Hey, I came across your post while looking for advice for myself on the same situation.
DS age 6, goes to Dad’s Tuesday straight from school and my uniform supply has gone from 10+ of each item to nil in a short space of time. I rebuy everything constantly and still end up in the situation because Dad can’t do a bloody washing. Usual story - ‘I don’t have them’, ‘You must have lost them’ etc etc. School uniform rules have recently changed and children will be penalised if they are not in full uniform - yes really!
Sick to the back teeth of it.

I will be calling school tomorrow to explain my ex’s incompetence and ask them politely not to punish my son for his sheer lack of organisation. It’s probably your best bet too x

Mummmbles · 27/01/2022 20:41

Also in reply to those who say there shouldn't be an issue with this - there is an issue when you factor in PE days - which are ever changing in Scottish schools. For example my child goes to school on Tuesday in uniform, his dad collects him and sends him in PE kit on Wednesday. He does not return any of the items my son had on on Tuesday and he accuses me of being 'ridiculous' when I ask for him to do so.

So yes... even the most organised of lone parents can come across issues when their co-parent is a twat.

Redwinestillfine · 27/01/2022 21:00

At 13 and 8 I would expect them to remember their own uniform. Can you talk to them and do a checklist?
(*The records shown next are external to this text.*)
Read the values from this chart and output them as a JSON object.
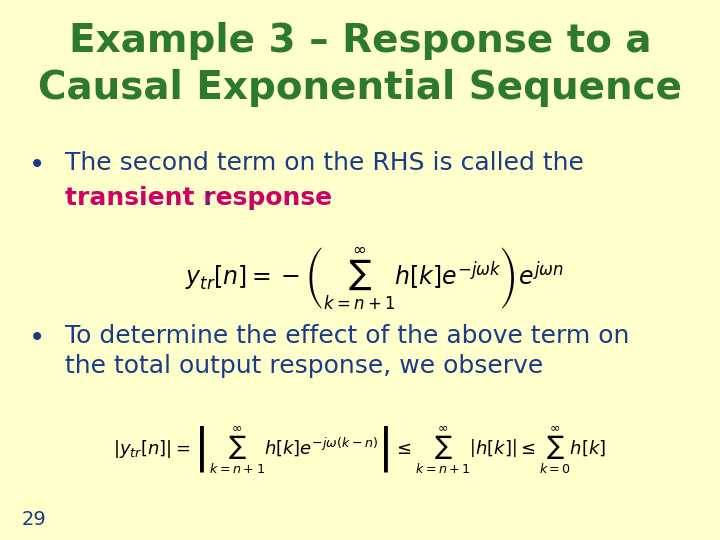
{
  "background_color": "#ffffcc",
  "title_line1": "Example 3 – Response to a",
  "title_line2": "Causal Exponential Sequence",
  "title_color": "#2d7a2d",
  "title_fontsize": 28,
  "bullet1_text1": "The second term on the RHS is called the",
  "bullet1_text2_plain": "transient response",
  "bullet1_text2_color": "#cc0066",
  "bullet1_colon": ":",
  "bullet_color": "#1a3a8a",
  "bullet_fontsize": 18,
  "bullet2_text1": "To determine the effect of the above term on",
  "bullet2_text2": "the total output response, we observe",
  "page_number": "29",
  "eq_color": "#000000",
  "eq_fontsize": 16
}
Londono · 21/02/2022 12:14

I have this problem with ex and it is infuriating! I bought DS a huge pile of second hand uniform during a school uniform sale that I will raid when it goes awol yet again. He has never bought him an item of school uniform for secondary school and he is in year 9. Secondary school stuff is so expensive too - at least I can buy supermarket stuff for DD in primary.
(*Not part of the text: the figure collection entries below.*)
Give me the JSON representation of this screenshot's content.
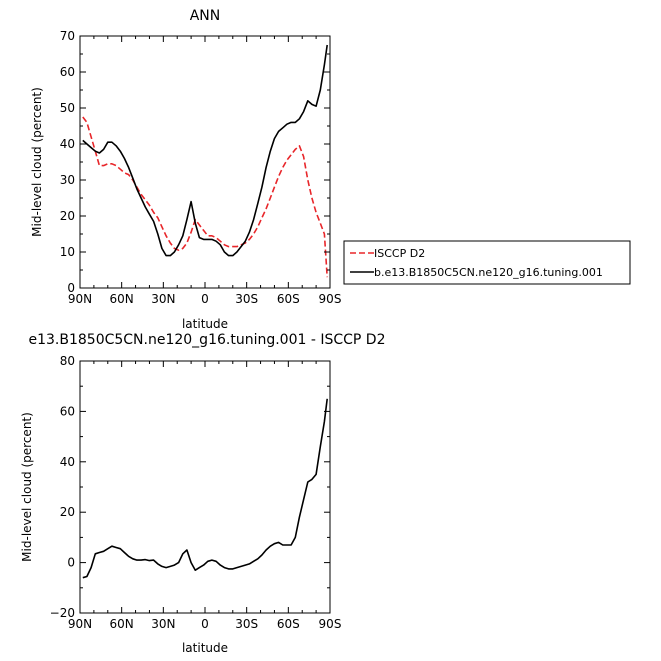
{
  "chart_data": [
    {
      "type": "line",
      "title": "ANN",
      "xlabel": "latitude",
      "ylabel": "Mid-level cloud (percent)",
      "xlim": [
        90,
        -90
      ],
      "ylim": [
        0,
        70
      ],
      "xticks": [
        90,
        60,
        30,
        0,
        -30,
        -60,
        -90
      ],
      "xtick_labels": [
        "90N",
        "60N",
        "30N",
        "0",
        "30S",
        "60S",
        "90S"
      ],
      "yticks": [
        0,
        10,
        20,
        30,
        40,
        50,
        60,
        70
      ],
      "ytick_labels": [
        "0",
        "10",
        "20",
        "30",
        "40",
        "50",
        "60",
        "70"
      ],
      "grid": false,
      "legend_position": "right",
      "series": [
        {
          "name": "ISCCP D2",
          "color": "#e8262a",
          "dash": "dashed",
          "x": [
            88,
            85,
            82,
            79,
            76,
            73,
            70,
            67,
            64,
            61,
            58,
            55,
            52,
            49,
            46,
            43,
            40,
            37,
            34,
            31,
            28,
            25,
            22,
            19,
            16,
            13,
            10,
            7,
            4,
            1,
            -2,
            -5,
            -8,
            -11,
            -14,
            -17,
            -20,
            -23,
            -26,
            -29,
            -32,
            -35,
            -38,
            -41,
            -44,
            -47,
            -50,
            -53,
            -56,
            -59,
            -62,
            -65,
            -68,
            -71,
            -74,
            -77,
            -80,
            -83,
            -86,
            -88
          ],
          "y": [
            47.5,
            46.0,
            42.0,
            38.0,
            34.0,
            34.0,
            34.5,
            34.5,
            34.0,
            33.0,
            32.0,
            31.5,
            30.0,
            28.0,
            26.0,
            24.5,
            23.0,
            21.0,
            19.5,
            17.0,
            14.5,
            12.5,
            11.0,
            10.5,
            11.0,
            12.5,
            15.5,
            19.0,
            17.5,
            16.0,
            14.5,
            14.5,
            14.0,
            13.0,
            12.0,
            11.5,
            11.5,
            11.5,
            12.0,
            12.5,
            13.5,
            15.0,
            17.0,
            19.5,
            22.0,
            25.0,
            28.0,
            31.0,
            33.5,
            35.5,
            37.0,
            38.5,
            39.5,
            36.5,
            30.0,
            25.0,
            21.0,
            18.0,
            15.0,
            3.0
          ]
        },
        {
          "name": "b.e13.B1850C5CN.ne120_g16.tuning.001",
          "color": "#000000",
          "dash": "solid",
          "x": [
            88,
            85,
            82,
            79,
            76,
            73,
            70,
            67,
            64,
            61,
            58,
            55,
            52,
            49,
            46,
            43,
            40,
            37,
            34,
            31,
            28,
            25,
            22,
            19,
            16,
            13,
            10,
            7,
            4,
            1,
            -2,
            -5,
            -8,
            -11,
            -14,
            -17,
            -20,
            -23,
            -26,
            -29,
            -32,
            -35,
            -38,
            -41,
            -44,
            -47,
            -50,
            -53,
            -56,
            -59,
            -62,
            -65,
            -68,
            -71,
            -74,
            -77,
            -80,
            -83,
            -86,
            -88
          ],
          "y": [
            41.0,
            40.0,
            39.0,
            38.0,
            37.5,
            38.5,
            40.5,
            40.5,
            39.5,
            38.0,
            36.0,
            33.5,
            30.5,
            27.5,
            25.0,
            22.5,
            20.5,
            18.5,
            15.0,
            11.0,
            9.0,
            9.0,
            10.0,
            12.0,
            14.5,
            19.0,
            24.0,
            18.0,
            14.0,
            13.5,
            13.5,
            13.5,
            13.0,
            12.0,
            10.0,
            9.0,
            9.0,
            10.0,
            11.5,
            13.0,
            15.5,
            19.0,
            23.5,
            28.0,
            33.5,
            38.0,
            41.5,
            43.5,
            44.5,
            45.5,
            46.0,
            46.0,
            47.0,
            49.0,
            52.0,
            51.0,
            50.5,
            55.0,
            62.0,
            67.5
          ]
        }
      ]
    },
    {
      "type": "line",
      "title": "e13.B1850C5CN.ne120_g16.tuning.001 - ISCCP D2",
      "xlabel": "latitude",
      "ylabel": "Mid-level cloud (percent)",
      "xlim": [
        90,
        -90
      ],
      "ylim": [
        -20,
        80
      ],
      "xticks": [
        90,
        60,
        30,
        0,
        -30,
        -60,
        -90
      ],
      "xtick_labels": [
        "90N",
        "60N",
        "30N",
        "0",
        "30S",
        "60S",
        "90S"
      ],
      "yticks": [
        -20,
        0,
        20,
        40,
        60,
        80
      ],
      "ytick_labels": [
        "−20",
        "0",
        "20",
        "40",
        "60",
        "80"
      ],
      "grid": false,
      "series": [
        {
          "color": "#000000",
          "dash": "solid",
          "x": [
            88,
            85,
            82,
            79,
            76,
            73,
            70,
            67,
            64,
            61,
            58,
            55,
            52,
            49,
            46,
            43,
            40,
            37,
            34,
            31,
            28,
            25,
            22,
            19,
            16,
            13,
            10,
            7,
            4,
            1,
            -2,
            -5,
            -8,
            -11,
            -14,
            -17,
            -20,
            -23,
            -26,
            -29,
            -32,
            -35,
            -38,
            -41,
            -44,
            -47,
            -50,
            -53,
            -56,
            -59,
            -62,
            -65,
            -68,
            -71,
            -74,
            -77,
            -80,
            -83,
            -86,
            -88
          ],
          "y": [
            -6.0,
            -5.5,
            -2.0,
            3.5,
            4.0,
            4.5,
            5.5,
            6.5,
            6.0,
            5.5,
            4.0,
            2.5,
            1.5,
            1.0,
            1.0,
            1.2,
            0.8,
            1.0,
            -0.5,
            -1.5,
            -2.0,
            -1.5,
            -1.0,
            0.0,
            3.5,
            5.0,
            0.0,
            -3.0,
            -2.0,
            -1.0,
            0.5,
            1.0,
            0.5,
            -1.0,
            -2.0,
            -2.5,
            -2.5,
            -2.0,
            -1.5,
            -1.0,
            -0.5,
            0.5,
            1.5,
            3.0,
            5.0,
            6.5,
            7.5,
            8.0,
            7.0,
            7.0,
            7.0,
            10.0,
            18.0,
            25.0,
            32.0,
            33.0,
            35.0,
            46.0,
            56.0,
            65.0
          ]
        }
      ]
    }
  ]
}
I also had a huge amount of lunchboxes and bottles go awol too so now I do lunches on changeover days that can be completely binned - in brown paper bags and plastic water bottles etc so I'm not stressed and they aren't either. That helped.

Twats.

MalbecMakesMeHappy · 21/02/2022 17:02

It is so frustrating but i think it's a crappy power play.

My ex often keeps clothes, never washes them so they're never seen/worn again and just languish forever in the laundry basket. He once returned a massive bag full of old clothes they'd grown out of and hardly worn. So infuriating. I now only ever send them to their dads in the clothes they wear and one spare set. Once dirty, they put them in their bag to bring home. Means he gets away with never having to do the laundry which is annoying but i just suck that up.

Pathetic and childish.

LargeProsecco · 21/02/2022 22:36

Yes, the twattery continues.

They arrive at his straight from school every Tuesday & alternate Fridays wearing uniform - which he just keeps hold of.

I'm going to stop being "nice" about it & start keeping hold of his stuff. I think it's the only way it will compute with him.

And I'm about to send him receipts for the stuff I've had to buy - I still have access to the joint account so can transfer it over myself, which will totally piss him off.